“Oggi, la preoccupazione principale del nostro popolo e del nostro pianeta è senza dubbio che sia preservata la pace, senza la quale il mondo marcerebbe verso un fatale abisso. E per questa pace lotteremo con valore, con onore, con dignità, come lo abbiamo fatto sempre”.

 

"Non esiste un’arma più potente che la convinzione profonda e l’idea chiara di ciò che si deve fare. Di questo tipo di armi, che non esige favolose somme di denaro bensì la capacità di creare e di trasmettere idee giuste e valori morali, si armerà ogni volta di più il nostro popolo."

“Questa lotta contro la globalizazione neoliberale è la causa comune – si può dire – di tutti i popoli dell’umanità”.

“L'attuale ordine economico mondiale costituisce un sistema di saccheggio e sfruttamento come non è mai esistito nella storia.  I popoli credono ogni giorno di meno in dichiarazioni e promesse.  Il prestigio delle istituzioni finanziarie internazionali è sotto lo zero”.

"Un popolo culto, ribelle, di coraggiosi eroi, come il popolo cubano, non potrebbe essere governato mediante la forza e la violenza, né ci sarebbe forza in grado di governarlo, perché è proprio il popolo la forza".

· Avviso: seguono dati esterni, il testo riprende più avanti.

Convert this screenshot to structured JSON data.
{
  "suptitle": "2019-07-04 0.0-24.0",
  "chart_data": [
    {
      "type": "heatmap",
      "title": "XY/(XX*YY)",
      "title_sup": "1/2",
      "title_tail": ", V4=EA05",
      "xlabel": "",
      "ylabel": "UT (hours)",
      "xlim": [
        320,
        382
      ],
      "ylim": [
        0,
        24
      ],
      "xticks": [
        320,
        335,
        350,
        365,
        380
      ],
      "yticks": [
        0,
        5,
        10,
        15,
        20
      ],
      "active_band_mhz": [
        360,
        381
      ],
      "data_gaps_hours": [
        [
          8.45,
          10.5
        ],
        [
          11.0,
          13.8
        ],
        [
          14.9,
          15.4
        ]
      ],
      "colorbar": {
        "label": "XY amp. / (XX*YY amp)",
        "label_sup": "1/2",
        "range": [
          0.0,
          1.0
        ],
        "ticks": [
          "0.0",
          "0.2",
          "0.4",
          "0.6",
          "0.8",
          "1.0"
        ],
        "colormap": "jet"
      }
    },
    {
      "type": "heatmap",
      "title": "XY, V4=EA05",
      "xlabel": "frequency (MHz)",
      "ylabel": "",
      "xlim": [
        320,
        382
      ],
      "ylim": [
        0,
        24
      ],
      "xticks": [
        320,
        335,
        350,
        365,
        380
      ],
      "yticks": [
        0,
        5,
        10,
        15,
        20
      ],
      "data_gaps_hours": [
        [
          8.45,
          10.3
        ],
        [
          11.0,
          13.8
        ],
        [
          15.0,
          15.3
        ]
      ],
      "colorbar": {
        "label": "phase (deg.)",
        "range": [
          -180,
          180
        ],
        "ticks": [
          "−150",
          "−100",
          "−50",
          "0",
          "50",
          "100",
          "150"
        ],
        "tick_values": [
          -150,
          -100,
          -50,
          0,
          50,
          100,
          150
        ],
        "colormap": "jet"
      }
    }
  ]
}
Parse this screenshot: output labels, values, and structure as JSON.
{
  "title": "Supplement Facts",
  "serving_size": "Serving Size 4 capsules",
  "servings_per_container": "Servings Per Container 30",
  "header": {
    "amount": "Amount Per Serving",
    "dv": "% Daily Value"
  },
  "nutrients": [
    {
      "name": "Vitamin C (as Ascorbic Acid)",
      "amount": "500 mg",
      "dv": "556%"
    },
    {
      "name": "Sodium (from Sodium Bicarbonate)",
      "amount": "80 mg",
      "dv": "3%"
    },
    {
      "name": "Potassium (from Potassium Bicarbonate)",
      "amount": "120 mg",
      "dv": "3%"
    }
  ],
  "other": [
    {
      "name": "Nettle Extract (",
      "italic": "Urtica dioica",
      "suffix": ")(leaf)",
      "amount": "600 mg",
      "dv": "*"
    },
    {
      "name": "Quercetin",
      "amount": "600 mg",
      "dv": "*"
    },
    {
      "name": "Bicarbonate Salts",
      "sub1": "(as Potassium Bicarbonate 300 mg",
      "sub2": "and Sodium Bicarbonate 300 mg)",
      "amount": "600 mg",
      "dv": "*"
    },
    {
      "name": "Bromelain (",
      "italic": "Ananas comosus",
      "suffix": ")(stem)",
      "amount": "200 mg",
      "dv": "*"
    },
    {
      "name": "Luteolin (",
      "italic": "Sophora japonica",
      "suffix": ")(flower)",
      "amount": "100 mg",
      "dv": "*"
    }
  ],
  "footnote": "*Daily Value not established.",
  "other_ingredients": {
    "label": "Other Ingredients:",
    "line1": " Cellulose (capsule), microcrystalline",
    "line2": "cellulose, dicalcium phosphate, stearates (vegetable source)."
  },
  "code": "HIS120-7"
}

“Ci sono cose profonde che mobilitano i sentimenti del nostro popolo. Alberghiamo la più ferma convinzione che ci sono molte parole e molti concetti che devono essere ridefiniti, se vogliamo in realtà avanzare verso un futuro degno. Il futuro non può essere uguale al passato e concepire una società futura richiede rivedere molti concetti che sono preistorici.”

"Mai a Cuba il popolo statunitense è stato incolpato, nemmeno è stato seminato l'odio nei suoi confronti per le aggressioni che abbiamo subito, ordinate dal suo governo. Ciò sarebbe stato contrario alle nostre dottrine politiche e alla nostra coscienza internazionalista, ben provata durante molti anni e sempre più radicata nel nostro pensiero."

"I rapporti tra il popolo di Cuba e il popolo degli Stati Uniti, sebbene questi sia stato molto influenzato durante decine di anni da un diluvio di propaganda calunniosa e d'informazione manipolata, migliorano ogni giorno (…)"

“Se patria è umanità, come disse Martí, siamo cittadini del mondo e fratelli di tutti i popoli del pianeta.”

Cuba diventa sempre di più un paese non solo di grandi talenti artistici e intellettuali, bensì di pedagogisti, scienziati e di centinaia di migliaia di cittadini in grado di creare ricchezze con le loro coltivate intelligenze. Una prova di quanto si può fare malgrado il sottosviluppo ereditato e il più prolungato blocco economico e finanziario che abbia mai sofferto alcun popolo.

"Il criminale blocco che ci ha promesso di inasprire moltiplica l’onore e la gloria del nostro popolo, contro il quale si sfracelleranno i suoi piani di genocidio. Glielo assicuro".

“Un paese in possesso di una cultura generale integrale, che comprende non solo i conoscimenti professionali, ma anche le conoscenze relative alle scienze, alle lettere e all’umanità.  Cuba sarà, per ampio margine, in breve tempo, il paese più colto del mondo – in alcune cose lo siamo già - ”.